# Need sub-work in Lincoln, Nebraska



## emark6 (Nov 16, 2005)

I am attending college at the University of Nebraska at Lincoln and need some plow work here in town. I own a Ford F-350 with a Boss straight blade. I have three years of commercial plowing experience in the Omaha area ranging from Business lots to condo developments and apartments. Please let me know.


----------



## PowerWagon (Aug 31, 2006)

you could run a AD in paper it be lot better find them in linclon.. 

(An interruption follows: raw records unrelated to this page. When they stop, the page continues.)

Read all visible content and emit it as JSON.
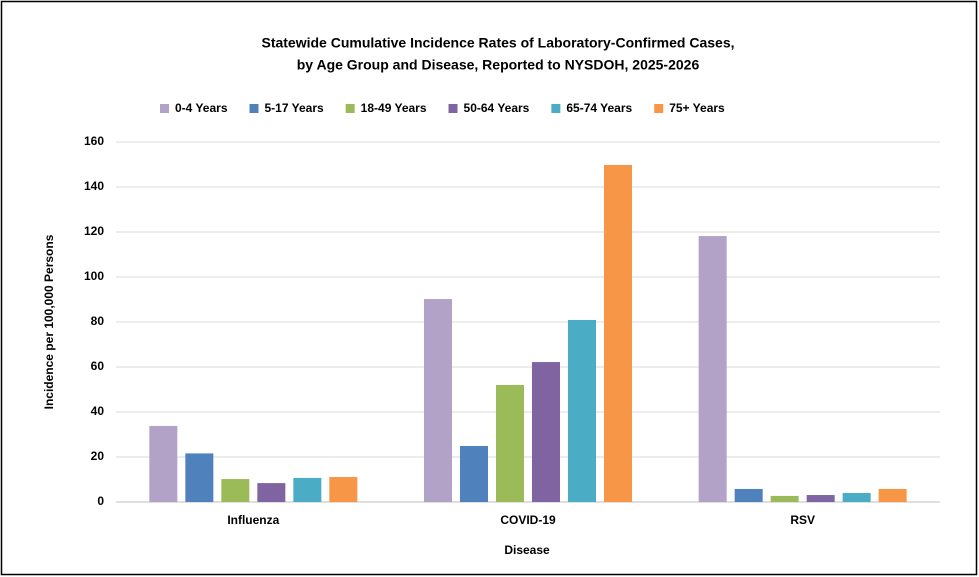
{
  "chart_data": {
    "type": "bar",
    "title": [
      "Statewide Cumulative Incidence Rates of Laboratory-Confirmed Cases,",
      "by Age Group and Disease, Reported to NYSDOH, 2025-2026"
    ],
    "xlabel": "Disease",
    "ylabel": "Incidence per 100,000 Persons",
    "categories": [
      "Influenza",
      "COVID-19",
      "RSV"
    ],
    "series": [
      {
        "name": "0-4 Years",
        "color": "#b3a2c7",
        "values": [
          33.8,
          90.2,
          118.2
        ]
      },
      {
        "name": "5-17 Years",
        "color": "#4f81bd",
        "values": [
          21.6,
          24.9,
          5.8
        ]
      },
      {
        "name": "18-49 Years",
        "color": "#9bbb59",
        "values": [
          10.2,
          52,
          2.7
        ]
      },
      {
        "name": "50-64 Years",
        "color": "#8064a2",
        "values": [
          8.4,
          62.2,
          3.1
        ]
      },
      {
        "name": "65-74 Years",
        "color": "#4bacc6",
        "values": [
          10.7,
          80.9,
          4
        ]
      },
      {
        "name": "75+ Years",
        "color": "#f79646",
        "values": [
          11.1,
          149.8,
          5.8
        ]
      }
    ],
    "ylim": [
      0,
      160
    ],
    "yticks": [
      0,
      20,
      40,
      60,
      80,
      100,
      120,
      140,
      160
    ],
    "grid": true,
    "legend": "top"
  }
}
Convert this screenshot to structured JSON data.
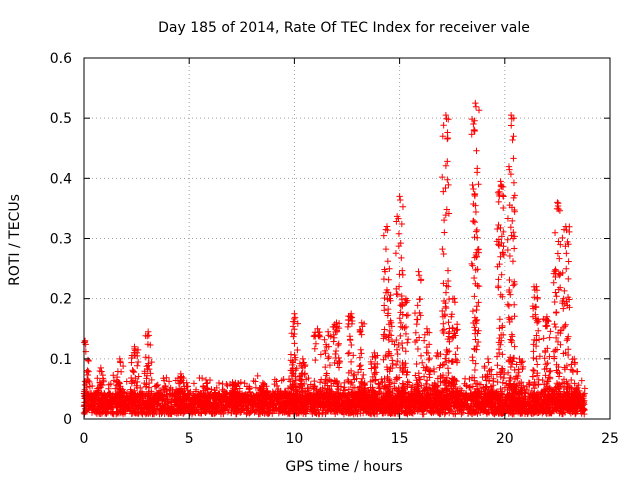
{
  "chart_data": {
    "type": "scatter",
    "title": "Day 185 of 2014, Rate Of TEC Index for receiver vale",
    "xlabel": "GPS time / hours",
    "ylabel": "ROTI / TECUs",
    "xlim": [
      0,
      25
    ],
    "ylim": [
      0,
      0.6
    ],
    "xticks": [
      0,
      5,
      10,
      15,
      20,
      25
    ],
    "xtick_labels": [
      "0",
      "5",
      "10",
      "15",
      "20",
      "25"
    ],
    "yticks": [
      0,
      0.1,
      0.2,
      0.3,
      0.4,
      0.5,
      0.6
    ],
    "ytick_labels": [
      "0",
      "0.1",
      "0.2",
      "0.3",
      "0.4",
      "0.5",
      "0.6"
    ],
    "grid": true,
    "marker": "+",
    "color": "#ff0000",
    "data_range_x": [
      0,
      23.8
    ],
    "spikes": [
      {
        "x": 0.05,
        "peak": 0.13
      },
      {
        "x": 0.8,
        "peak": 0.085
      },
      {
        "x": 1.7,
        "peak": 0.1
      },
      {
        "x": 2.4,
        "peak": 0.12
      },
      {
        "x": 3.05,
        "peak": 0.145
      },
      {
        "x": 4.6,
        "peak": 0.075
      },
      {
        "x": 5.8,
        "peak": 0.065
      },
      {
        "x": 7.2,
        "peak": 0.06
      },
      {
        "x": 8.5,
        "peak": 0.06
      },
      {
        "x": 9.9,
        "peak": 0.09
      },
      {
        "x": 10.0,
        "peak": 0.175
      },
      {
        "x": 10.4,
        "peak": 0.1
      },
      {
        "x": 11.1,
        "peak": 0.15
      },
      {
        "x": 11.6,
        "peak": 0.145
      },
      {
        "x": 12.0,
        "peak": 0.16
      },
      {
        "x": 12.7,
        "peak": 0.175
      },
      {
        "x": 13.2,
        "peak": 0.16
      },
      {
        "x": 13.8,
        "peak": 0.11
      },
      {
        "x": 14.4,
        "peak": 0.32
      },
      {
        "x": 14.6,
        "peak": 0.16
      },
      {
        "x": 15.0,
        "peak": 0.37
      },
      {
        "x": 15.3,
        "peak": 0.2
      },
      {
        "x": 15.9,
        "peak": 0.245
      },
      {
        "x": 16.3,
        "peak": 0.15
      },
      {
        "x": 16.8,
        "peak": 0.11
      },
      {
        "x": 17.2,
        "peak": 0.505
      },
      {
        "x": 17.6,
        "peak": 0.2
      },
      {
        "x": 18.6,
        "peak": 0.525
      },
      {
        "x": 19.2,
        "peak": 0.1
      },
      {
        "x": 19.8,
        "peak": 0.395
      },
      {
        "x": 20.3,
        "peak": 0.505
      },
      {
        "x": 20.7,
        "peak": 0.1
      },
      {
        "x": 21.5,
        "peak": 0.22
      },
      {
        "x": 22.0,
        "peak": 0.17
      },
      {
        "x": 22.5,
        "peak": 0.36
      },
      {
        "x": 22.9,
        "peak": 0.32
      },
      {
        "x": 23.3,
        "peak": 0.1
      }
    ]
  }
}
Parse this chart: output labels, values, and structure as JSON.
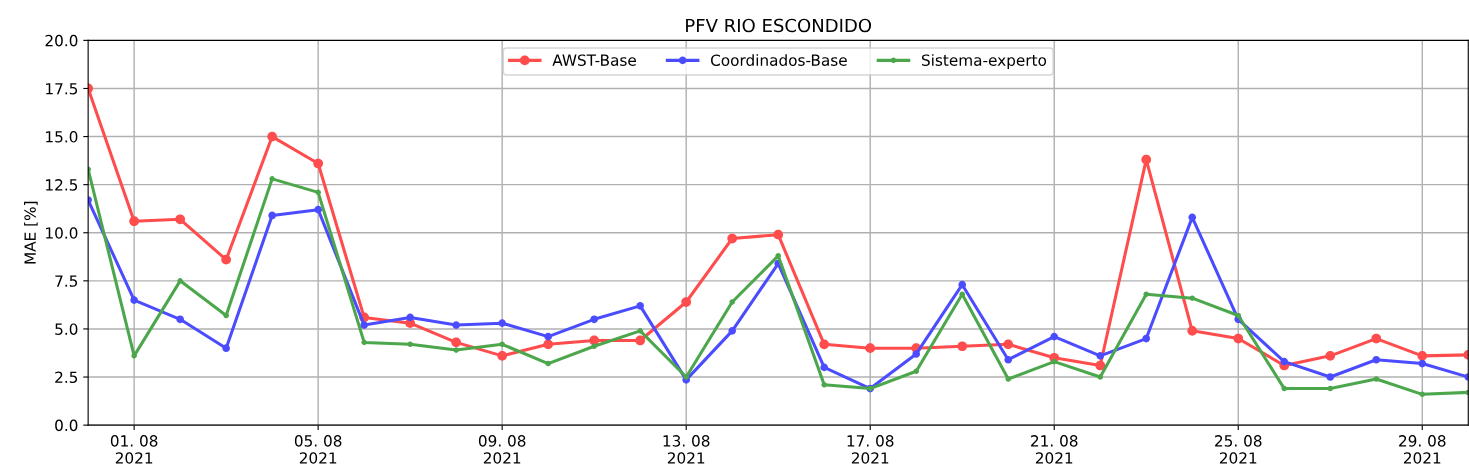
{
  "chart_data": {
    "type": "line",
    "title": "PFV RIO ESCONDIDO",
    "ylabel": "MAE [%]",
    "x": [
      "2021-07-31",
      "2021-08-01",
      "2021-08-02",
      "2021-08-03",
      "2021-08-04",
      "2021-08-05",
      "2021-08-06",
      "2021-08-07",
      "2021-08-08",
      "2021-08-09",
      "2021-08-10",
      "2021-08-11",
      "2021-08-12",
      "2021-08-13",
      "2021-08-14",
      "2021-08-15",
      "2021-08-16",
      "2021-08-17",
      "2021-08-18",
      "2021-08-19",
      "2021-08-20",
      "2021-08-21",
      "2021-08-22",
      "2021-08-23",
      "2021-08-24",
      "2021-08-25",
      "2021-08-26",
      "2021-08-27",
      "2021-08-28",
      "2021-08-29",
      "2021-08-30"
    ],
    "series": [
      {
        "name": "AWST-Base",
        "color": "#ff4c4c",
        "values": [
          17.5,
          10.6,
          10.7,
          8.6,
          15.0,
          13.6,
          5.6,
          5.3,
          4.3,
          3.6,
          4.2,
          4.4,
          4.4,
          6.4,
          9.7,
          9.9,
          4.2,
          4.0,
          4.0,
          4.1,
          4.2,
          3.5,
          3.1,
          13.8,
          4.9,
          4.5,
          3.1,
          3.6,
          4.5,
          3.6,
          3.65
        ]
      },
      {
        "name": "Coordinados-Base",
        "color": "#4c4cff",
        "values": [
          11.7,
          6.5,
          5.5,
          4.0,
          10.9,
          11.2,
          5.2,
          5.6,
          5.2,
          5.3,
          4.6,
          5.5,
          6.2,
          2.35,
          4.9,
          8.4,
          3.0,
          1.9,
          3.7,
          7.3,
          3.4,
          4.6,
          3.6,
          4.5,
          10.8,
          5.5,
          3.3,
          2.5,
          3.4,
          3.2,
          2.5
        ]
      },
      {
        "name": "Sistema-experto",
        "color": "#4ca64c",
        "values": [
          13.3,
          3.6,
          7.5,
          5.7,
          12.8,
          12.1,
          4.3,
          4.2,
          3.9,
          4.2,
          3.2,
          4.1,
          4.9,
          2.5,
          6.4,
          8.8,
          2.1,
          1.9,
          2.8,
          6.8,
          2.4,
          3.3,
          2.5,
          6.8,
          6.6,
          5.7,
          1.9,
          1.9,
          2.4,
          1.6,
          1.7
        ]
      }
    ],
    "xlim": [
      "2021-07-31",
      "2021-08-30"
    ],
    "xticks": [
      {
        "value": "2021-08-01",
        "label": "01. 08\n2021"
      },
      {
        "value": "2021-08-05",
        "label": "05. 08\n2021"
      },
      {
        "value": "2021-08-09",
        "label": "09. 08\n2021"
      },
      {
        "value": "2021-08-13",
        "label": "13. 08\n2021"
      },
      {
        "value": "2021-08-17",
        "label": "17. 08\n2021"
      },
      {
        "value": "2021-08-21",
        "label": "21. 08\n2021"
      },
      {
        "value": "2021-08-25",
        "label": "25. 08\n2021"
      },
      {
        "value": "2021-08-29",
        "label": "29. 08\n2021"
      }
    ],
    "ylim": [
      0,
      20
    ],
    "yticks": [
      {
        "value": 0,
        "label": "0.0"
      },
      {
        "value": 2.5,
        "label": "2.5"
      },
      {
        "value": 5,
        "label": "5.0"
      },
      {
        "value": 7.5,
        "label": "7.5"
      },
      {
        "value": 10,
        "label": "10.0"
      },
      {
        "value": 12.5,
        "label": "12.5"
      },
      {
        "value": 15,
        "label": "15.0"
      },
      {
        "value": 17.5,
        "label": "17.5"
      },
      {
        "value": 20,
        "label": "20.0"
      }
    ],
    "grid": true,
    "legend": "top",
    "marker": "circle",
    "line_style": "solid"
  }
}
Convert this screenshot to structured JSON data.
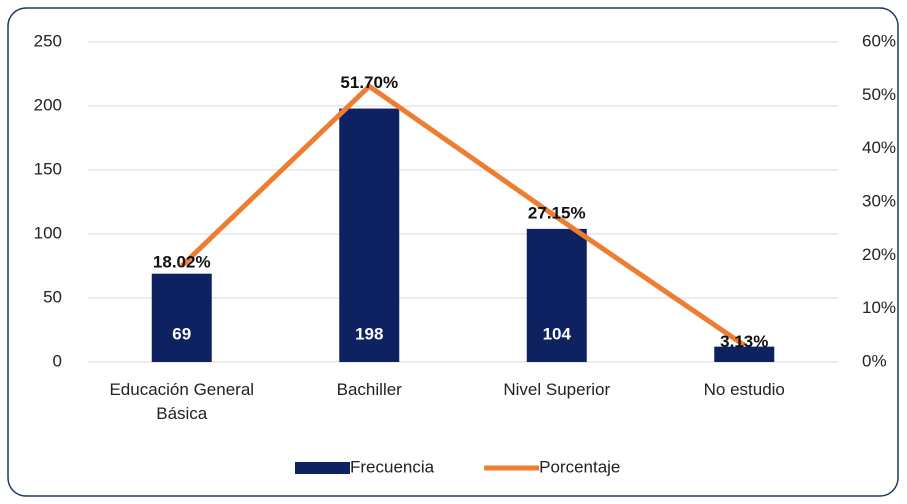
{
  "chart_data": {
    "type": "bar",
    "categories": [
      "Educación General Básica",
      "Bachiller",
      "Nivel Superior",
      "No estudio"
    ],
    "series": [
      {
        "name": "Frecuencia",
        "type": "bar",
        "color": "#0e2160",
        "values": [
          69,
          198,
          104,
          12
        ]
      },
      {
        "name": "Porcentaje",
        "type": "line",
        "axis": "y2",
        "color": "#ed7d31",
        "values": [
          18.02,
          51.7,
          27.15,
          3.13
        ],
        "value_labels": [
          "18.02%",
          "51.70%",
          "27.15%",
          "3.13%"
        ]
      }
    ],
    "ylim": [
      0,
      250
    ],
    "yticks": [
      0,
      50,
      100,
      150,
      200,
      250
    ],
    "y2lim": [
      0,
      60
    ],
    "y2ticks": [
      {
        "value": 0,
        "label": "0%"
      },
      {
        "value": 10,
        "label": "10%"
      },
      {
        "value": 20,
        "label": "20%"
      },
      {
        "value": 30,
        "label": "30%"
      },
      {
        "value": 40,
        "label": "40%"
      },
      {
        "value": 50,
        "label": "50%"
      },
      {
        "value": 60,
        "label": "60%"
      }
    ],
    "grid": true,
    "legend": "bottom"
  }
}
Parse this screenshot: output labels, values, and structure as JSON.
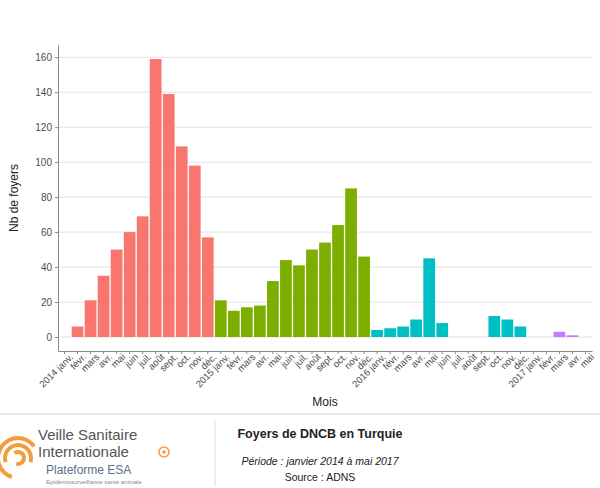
{
  "chart_data": {
    "type": "bar",
    "title": "Foyers de DNCB en Turquie",
    "subtitle": "Période : janvier 2014 à mai 2017",
    "x_label": "Mois",
    "y_label": "Nb de foyers",
    "annotations": [
      "Source : ADNS",
      "Veille Sanitaire",
      "Internationale",
      "Plateforme ESA",
      "Epidémiosurveillance santé animale"
    ],
    "categories": [
      "2014 janv.",
      "févr.",
      "mars",
      "avr.",
      "mai",
      "juin",
      "juil.",
      "août",
      "sept.",
      "oct.",
      "nov.",
      "déc.",
      "2015 janv.",
      "févr.",
      "mars",
      "avr.",
      "mai",
      "juin",
      "juil.",
      "août",
      "sept.",
      "oct.",
      "nov.",
      "déc.",
      "2016 janv.",
      "févr.",
      "mars",
      "avr.",
      "mai",
      "juin",
      "juil.",
      "août",
      "sept.",
      "oct.",
      "nov.",
      "déc.",
      "2017 janv.",
      "févr.",
      "mars",
      "avr.",
      "mai"
    ],
    "values": [
      0,
      6,
      21,
      35,
      50,
      60,
      69,
      159,
      139,
      109,
      98,
      57,
      21,
      15,
      17,
      18,
      32,
      44,
      41,
      50,
      54,
      64,
      85,
      46,
      4,
      5,
      6,
      10,
      45,
      8,
      0,
      0,
      0,
      12,
      10,
      6,
      0,
      0,
      3,
      1,
      0
    ],
    "colors": [
      "#F8766D",
      "#F8766D",
      "#F8766D",
      "#F8766D",
      "#F8766D",
      "#F8766D",
      "#F8766D",
      "#F8766D",
      "#F8766D",
      "#F8766D",
      "#F8766D",
      "#F8766D",
      "#7CAE00",
      "#7CAE00",
      "#7CAE00",
      "#7CAE00",
      "#7CAE00",
      "#7CAE00",
      "#7CAE00",
      "#7CAE00",
      "#7CAE00",
      "#7CAE00",
      "#7CAE00",
      "#7CAE00",
      "#00BFC4",
      "#00BFC4",
      "#00BFC4",
      "#00BFC4",
      "#00BFC4",
      "#00BFC4",
      "#00BFC4",
      "#00BFC4",
      "#00BFC4",
      "#00BFC4",
      "#00BFC4",
      "#00BFC4",
      "#C77CFF",
      "#C77CFF",
      "#C77CFF",
      "#C77CFF",
      "#C77CFF"
    ],
    "ylim": [
      -8,
      167
    ],
    "yticks": [
      0,
      20,
      40,
      60,
      80,
      100,
      120,
      140,
      160
    ],
    "grid": true
  }
}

WE need a BIG SNOW STORM IN NEBRASKA!! :redbounce


----------



## AJ Watson (Jan 15, 2006)

*go a couple places*

Give me a call 402-706-0036 or [email protected]. I went to school there 5 years just graduated. I have two apartment complexes you should bid.

later
aj


----------



## emark6 (Nov 16, 2005)

*thanks*

Thanks for the recomendation, but i decided to go back with sub-contracting with the same company as last year. It is well worth the money for the 45 min drive.


----------



## AJ Watson (Jan 15, 2006)

*AJ's Landscaping*

Are you looking for work this summer. I saw you are going for a landscaping degree. I'm looking to hire someone with experience in landscaping to run my crew and can do drawings. Let me know if you are interested or if anyone else in the landscaping design college needs a summer job in Omaha.

Thanks
AJ


----------